With an impressive newsman pedigree – Shuster formerly served for several years as an anchor for MSNBC and as a correspondent for Fox News – he is of rare breed in today’s hyper-partisan media climate. While there is nothing wrong with a personality/pundit/analyst/editorialist from taking strong, hard-hitting – and even one-sided – positions, this type of role is different from that of a journalist who purports to report “facts.” And that’s Shuster’s point, which seems to be resonating with the great majority of those engaged in his Twitter debate.

Now here’s a definitive, purposeful editorialized statement:

Jim Acosta huffed, “Sarah Sanders was repeatedly given a chance to say the press is not the enemy and she wouldn’t do it.” In layman’s terms, who the hell is Acosta to give the White House press secretary “a chance”? For that matter, who is he to give any person “a chance”? His words, and over-evaluation of himself, are ripe with superciliousness.

Acosta failed in his condescension: Sanders disregarded him. Fellow press conference reporters snickered at him. And Shuster schooled him.
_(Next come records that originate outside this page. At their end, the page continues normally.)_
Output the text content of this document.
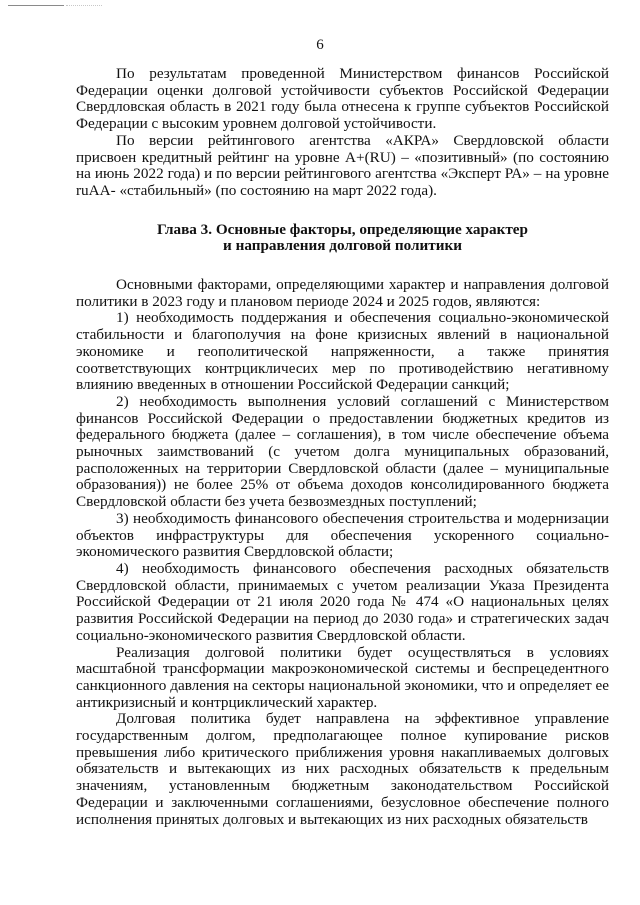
6

По результатам проведенной Министерством финансов Российской Федерации оценки долговой устойчивости субъектов Российской Федерации Свердловская область в 2021 году была отнесена к группе субъектов Российской Федерации с высоким уровнем долговой устойчивости.

По версии рейтингового агентства «АКРА» Свердловской области присвоен кредитный рейтинг на уровне А+(RU) – «позитивный» (по состоянию на июнь 2022 года) и по версии рейтингового агентства «Эксперт РА» – на уровне ruAA- «стабильный» (по состоянию на март 2022 года).

Глава 3. Основные факторы, определяющие характер
и направления долговой политики

Основными факторами, определяющими характер и направления долговой политики в 2023 году и плановом периоде 2024 и 2025 годов, являются:

1) необходимость поддержания и обеспечения социально-экономической стабильности и благополучия на фоне кризисных явлений в национальной экономике и геополитической напряженности, а также принятия соответствующих контрцикличесих мер по противодействию негативному влиянию введенных в отношении Российской Федерации санкций;

2) необходимость выполнения условий соглашений с Министерством финансов Российской Федерации о предоставлении бюджетных кредитов из федерального бюджета (далее – соглашения), в том числе обеспечение объема рыночных заимствований (с учетом долга муниципальных образований, расположенных на территории Свердловской области (далее – муниципальные образования)) не более 25% от объема доходов консолидированного бюджета Свердловской области без учета безвозмездных поступлений;

3) необходимость финансового обеспечения строительства и модернизации объектов инфраструктуры для обеспечения ускоренного социально-экономического развития Свердловской области;

4) необходимость финансового обеспечения расходных обязательств Свердловской области, принимаемых с учетом реализации Указа Президента Российской Федерации от 21 июля 2020 года № 474 «О национальных целях развития Российской Федерации на период до 2030 года» и стратегических задач социально-экономического развития Свердловской области.

Реализация долговой политики будет осуществляться в условиях масштабной трансформации макроэкономической системы и беспрецедентного санкционного давления на секторы национальной экономики, что и определяет ее антикризисный и контрциклический характер.

Долговая политика будет направлена на эффективное управление государственным долгом, предполагающее полное купирование рисков превышения либо критического приближения уровня накапливаемых долговых обязательств и вытекающих из них расходных обязательств к предельным значениям, установленным бюджетным законодательством Российской Федерации и заключенными соглашениями, безусловное обеспечение полного исполнения принятых долговых и вытекающих из них расходных обязательств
Temple Li is the news editor for Empire State News, where she frequently authors her own editorials (just because she feels like it). She graduated at the top of her class at a mediocre college, infuriating her professors with her conservative wit and sultry charm. Empire State News allows Ms. Li to make a living, and to have a platform to tell people what she thinks. What could be better than that?